In summary, by default:
- Measurement data files will be read from the local filesystem at:
/var/spool/<experiment>/<datatype>/<yyyy>/<mm>/<dd>
- Datatype schema files will be read from the local filesystem at:
/var/spool/datatypes/<datatype>.json
- Table schema files will be uploaded to GCS as:
autoload/v1/tables/<experiment>/<datatype>.table.json
- JSONL data bundles will be uploaded to GCS as:
autoload/v1/<experiment>/<datatype>/<yyyy>/<mm>/<dd>/<timestamp>-<datatype>-<node>-<experiment>-data.jsonl.gz
- JSONL index bundles will be uploaded to GCS as:
autoload/v1/<experiment>/<datatype>/<yyyy>/<mm>/<dd>/<timestamp>-<datatype>-<node>-<experiment>-index1.jsonl.gz
GCS configuration
- bucket name: for example
pusher-mlab-{sandbox,staging,oti}
- home folder: object name starts with this string (e.g.,
autoload/v1)
- M-Lab node name:
Bundle configuration
- maximum size: maximum size before it is uploaded
- maximum age: maximum duration since a bundle was created in memory until it is uploaded
Filesystem configuration
- home directory: directory under which measurement data is created (e.g.,
/var/spool
) - extensions: filename extensions of interest (default
.json
); other files will be ignored - experiment: name of the measurement service (e.g.,
ndt
) - datatypes: name(s) of the datatype(s) the experiment generates (e.g.,
scamper1
) - minimum file age: minimum duration since a file's last modification time before it is considered a missed data file
- scan interval: the interval for scanning filesystem for missed files
Execution
- flush timeout: maximum duration for flushing active bundles to GCS before exiting
- schema: run in the interactive mode and create schema files
- verbose: enable verbose mode for more logging
jostler
architecture consists of a public api
package that defines
standard columns and index1
datatype, and the following internal packages:
internal/gcs
: handles downloading and uploading files to Google Cloud Storage (GCS).internal/jsonlbundle
: implements logic to process a single JSONL bundle.- `internal/schema implements logic to handle datatype and table schemas.
internal/testhelper
: implements logic to help in unit and integration (e2e) testing.internal/uploadbundle
: implements logic to bundle multiple local JSON files into JSONL bundles and upload to Google Cloud Storage (GCS)internal/watchdir
: watches a directory and sends notifications to its client when it notices a new file.

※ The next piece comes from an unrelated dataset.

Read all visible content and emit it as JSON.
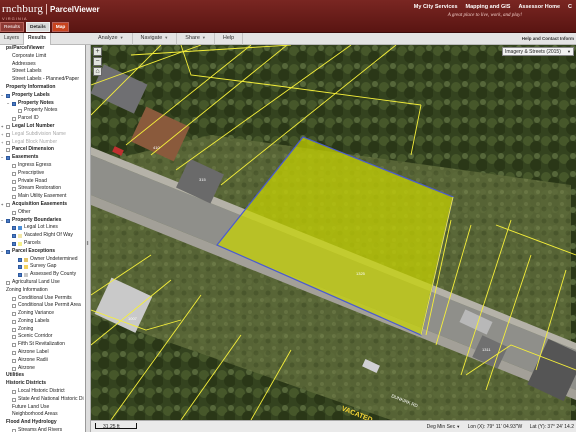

Files that do not have a .json suffix or are not in proper JSON format
will be ignored. As mentioned earlier, jostler is different from pusher
by not indiscriminately including all files in the bundle regardless
of their content. This behavior of jostler
will provide better
security.
It is highly desirable that jostler
guarantees it will not upload the
same new format file more than once. With this guarantee there will be
no need to deduplicate data. Due to asynchronous pod reboots and GCS
failures, the feasibility of this guarantee is currently unclear but
every effort will be made to obviate the need for data deduplication.
To be written.
For all planned reboots, upload agents on M-Lab nodes will have a
duration to flush out their active data and wrap up gracefully so that
no files are missed. For pusher
, the duration is specified with the
-sigtermWait
flag and for jostler
it will be specified with the
-flushTimeout
flag.
However, because pods can have unplanned restarts at any
time, it is possible for jostler
(or any other agent) to
miss the Writable file was closed (IN_CLOSE_WRITE
) or
File was moved to (IN_MOVED_FROM
) inotify
events.
Also if too many events occur at once, the inotify
event
queue can overflow and lose some events (see Limitations and
caveats).
Additionally, if upload to GCS fails, the individual new format files
that were in the bundle will not be deleted.
When a file's last modification time is more than a configurable
duration (e.g., 2 hours), jostler
assumes it either missed the file's
IN_CLOSE_WRITE
or IN_MOVED_FROM
event or uploading to GCS wasn't
successful. In cases like this, jostler
considers the file eligible
for upload. This also means that files that are open but are not modified
for more than the configurable duration will be uploaded prematurely.
This is why it is required that new measurements should not keep a file
open without writing to it for more than a few minutes.